Prior studies demonstrated that the CpG island found in the WTH3 gene promoter was targeted by DNA methylation in MCF7/AdrR cells [15, 23]. It was also discovered that this island contained p53M, which was directly bound by the p53 protein, a trans-element for activating WTH3 gene expression [24]. Based on these facts we speculated that DNA methylation could play an antagonistic role influencing the p53 transcription factor. To test this hypothesis, we transfected the pcDNA/P53 or pcDNA3.1 (negative control) construct into MCF7/AdrR cells (whose CpG island in the WTH3 promoter was methylated and p53 defective due to a mini-deletion) [32], and then treated the transfectants with 5-aza to see if the p53 transgene preferentially activated the WTH3 gene expression, but not in the untreated cells. After 24 and 72 hours of treatment, endogenous WTH3 transcript levels were evaluated by SQRT-PCR. We found that the p53 transgene's positive effect on the WTH3 gene expression of the cells treated with 5-aza was about 2 times stronger than that in the control cells who either contained the transgene or the empty vector, but were not treated with 5-aza (Fig. 4A, 4B). This suggested that DNA methylation could negatively affect p53 transactivity. In addition, as we expected, the 5-aza treat alone increased WTH3 transcript. Considering that Hela cells express a relatively low level of WTH3 and a relatively high IC50 value to Dox (data not shown), we introduced p53 transgene into those cells or treated them with 5-aza. It was observed that the p53 transgene and 5-aza positively affected the WTH3 expression of the cells compared to the untreated cells (Fig. 4C, 4D). These results further indicated that epigenetic modification and p53 regulated the WTH3 gene. To verify if DNA methylation could negatively affect p53 transactivity, the in vitro DNA methylation approach was employed to modify full length and deleted WTH3 promoters to analyzed p53's influence.

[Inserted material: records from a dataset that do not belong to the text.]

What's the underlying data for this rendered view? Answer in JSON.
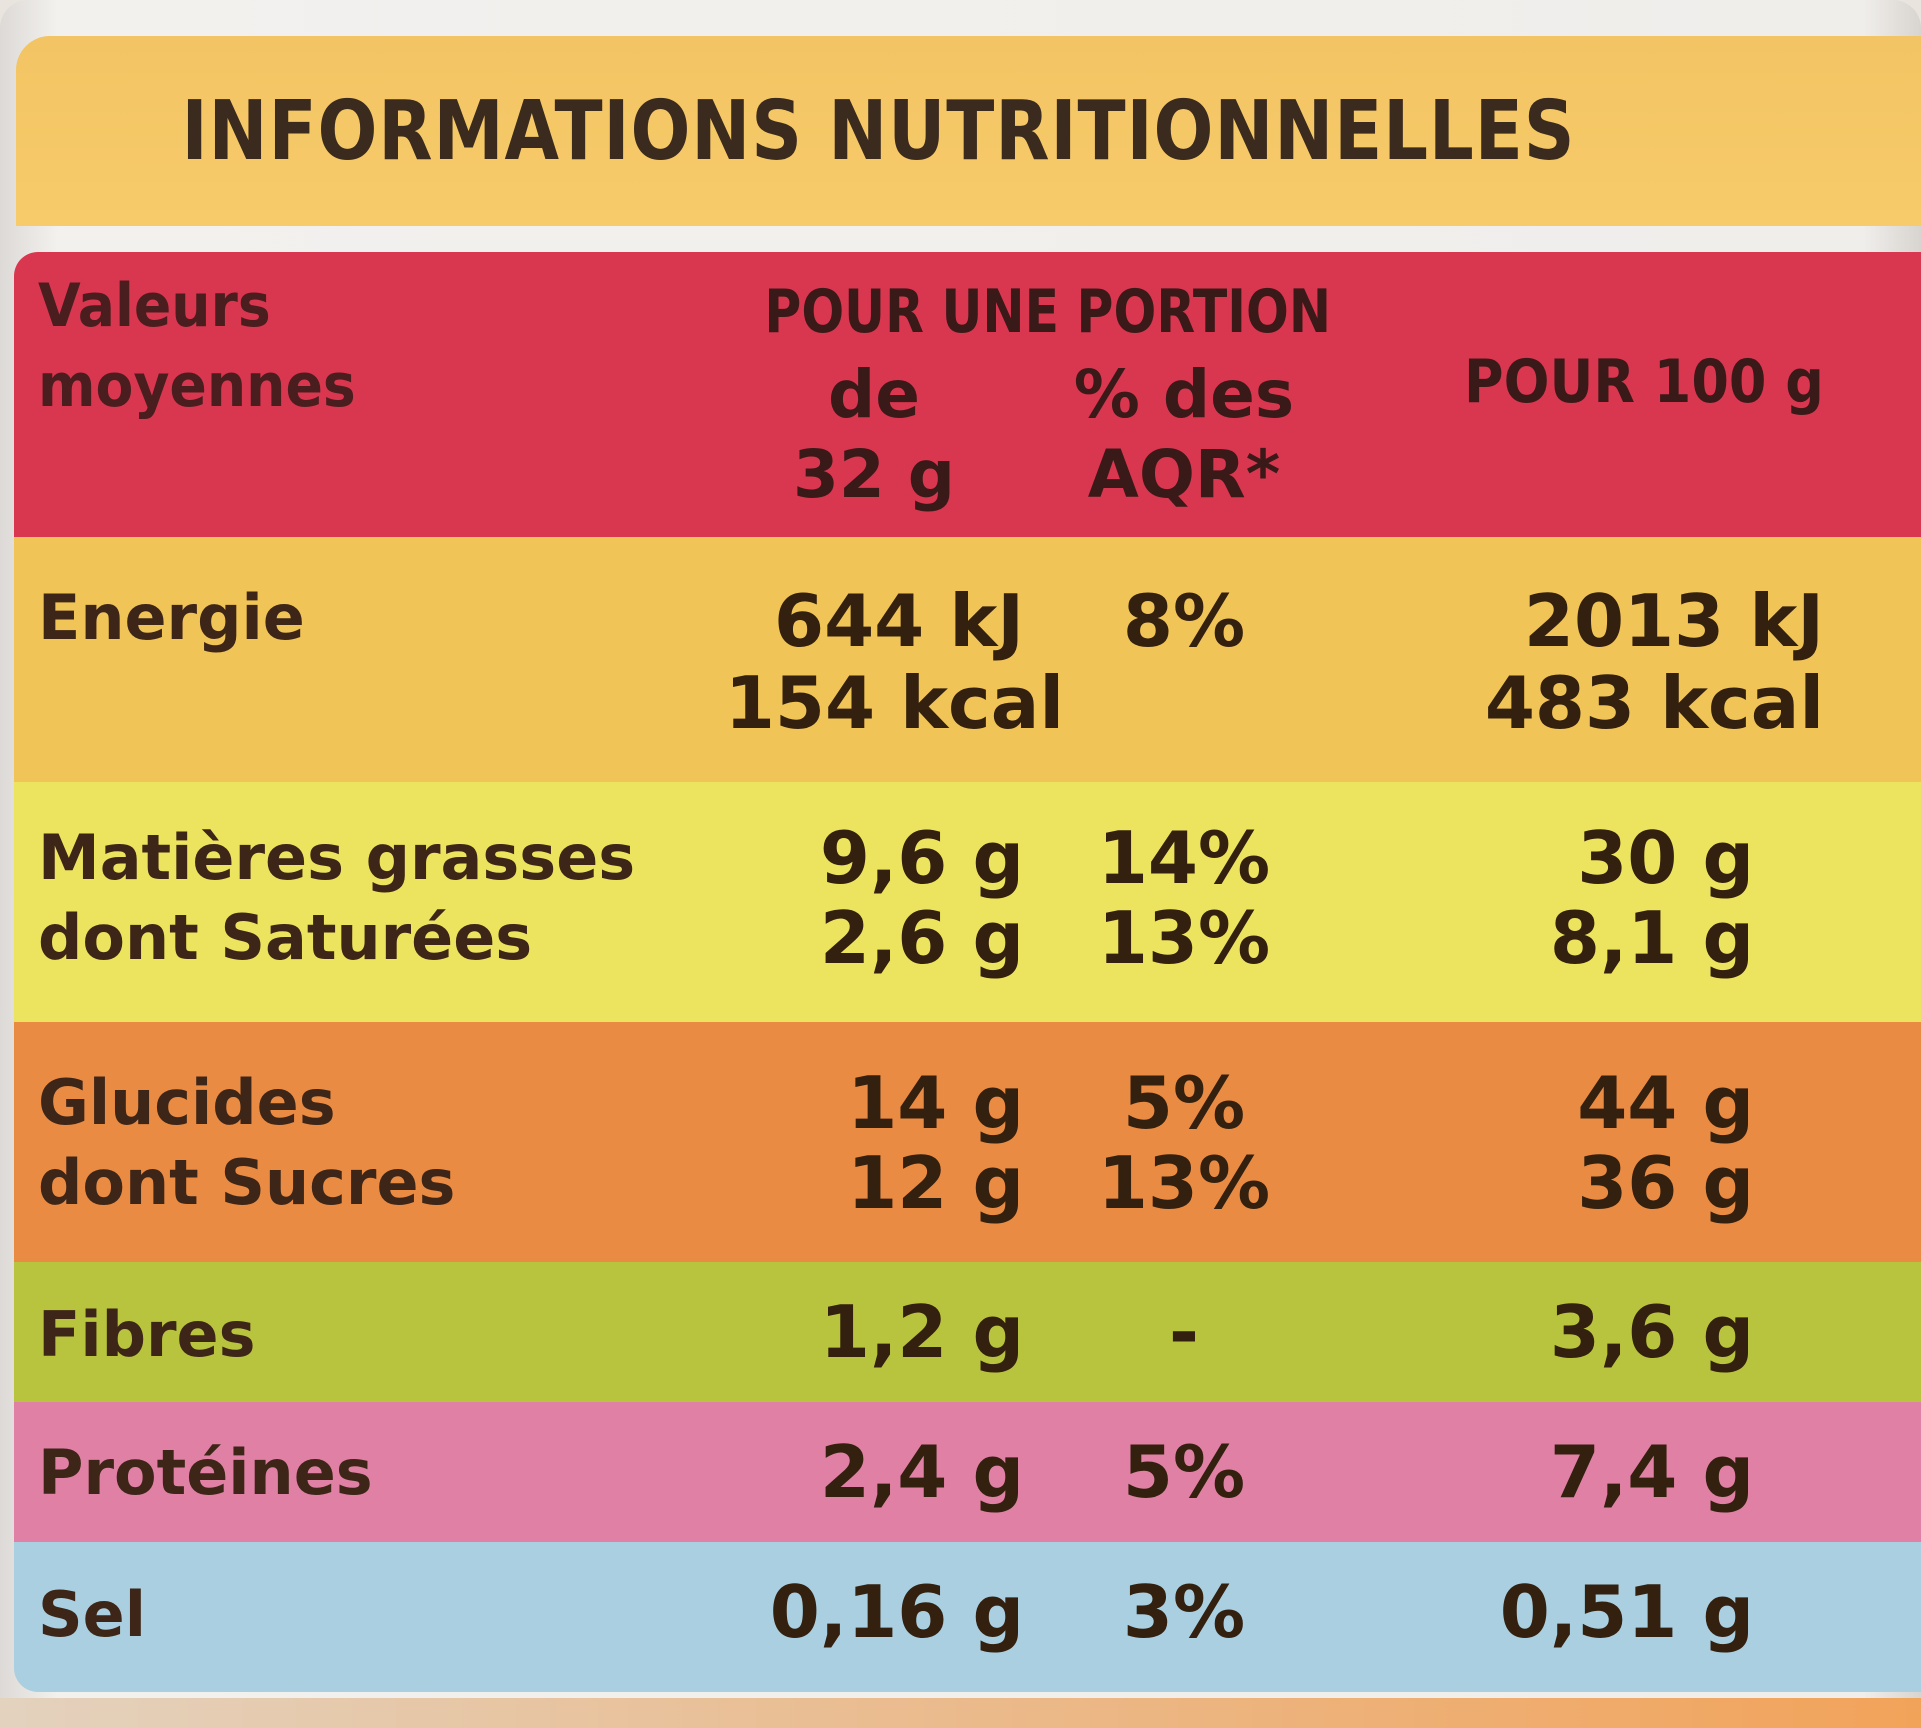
{
  "title": "INFORMATIONS NUTRITIONNELLES",
  "header": {
    "label_line1": "Valeurs",
    "label_line2": "moyennes",
    "portion_title": "POUR UNE PORTION",
    "portion_de": "de",
    "portion_qty": "32 g",
    "aqr_line1": "% des",
    "aqr_line2": "AQR*",
    "per100": "POUR 100 g"
  },
  "rows": {
    "energy": {
      "label": "Energie",
      "portion_kj": "644 kJ",
      "portion_kcal": "154 kcal",
      "aqr": "8%",
      "per100_kj": "2013 kJ",
      "per100_kcal": "483 kcal"
    },
    "fat": {
      "label": "Matières grasses",
      "portion": "9,6 g",
      "aqr": "14%",
      "per100": "30 g"
    },
    "saturated": {
      "label": "dont Saturées",
      "portion": "2,6 g",
      "aqr": "13%",
      "per100": "8,1 g"
    },
    "carbs": {
      "label": "Glucides",
      "portion": "14 g",
      "aqr": "5%",
      "per100": "44 g"
    },
    "sugars": {
      "label": "dont Sucres",
      "portion": "12 g",
      "aqr": "13%",
      "per100": "36 g"
    },
    "fibres": {
      "label": "Fibres",
      "portion": "1,2 g",
      "aqr": "-",
      "per100": "3,6 g"
    },
    "proteins": {
      "label": "Protéines",
      "portion": "2,4 g",
      "aqr": "5%",
      "per100": "7,4 g"
    },
    "salt": {
      "label": "Sel",
      "portion": "0,16 g",
      "aqr": "3%",
      "per100": "0,51 g"
    }
  },
  "colors": {
    "header": "#d9364f",
    "energy": "#f1c457",
    "fat": "#ece45e",
    "carbs": "#ea8b43",
    "fibres": "#b8c43e",
    "proteins": "#e080a4",
    "salt": "#a9cfe0",
    "title_band": "#f7cb6a"
  }
}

To methylate full length and deleted WTH3 promoters, pGL/WTH3P and pGL/WTH3d3 were incubated with Sss I methylases and SAM. The resulting construct, pGL/WTH3P^m and pGL/WTH3d3^m, their non-methylated controls, as well pCMV/β-galactosidase (transfection efficiency control) were then introduced into HEK293 cells. As we assumed, luciferase activities driven by both methylated promoters were 5 times lower than the corresponding controls (Fig. 5). Clearly, DNA methylation inhibited the promoters' function. We then co-transfected pGL/WTH3P^m versus pGL/WTH3P and pGL/WTH3d3^m versus pGL/WTH3d3 with pcDNA/P53, or pcDNA/P53R249S (negative control), or pcDNA3.1 (negative control) into HEK293 cells to see if DNA methylation could antagonize p53 transactivity. The results showed that the p53 transgene only activated the non-methylated WTH3P and WTH3d3 promoters but had no effect on their methylated counterparts (Fig. 5). However, mutated p53, p53R249S, was unable to influence non-methylated WTH3P and WTH3d3 promoters. These findings indicated that there was interplay between DNA methylation and the p53 transcription factor regarding WTH3 gene expression regulation.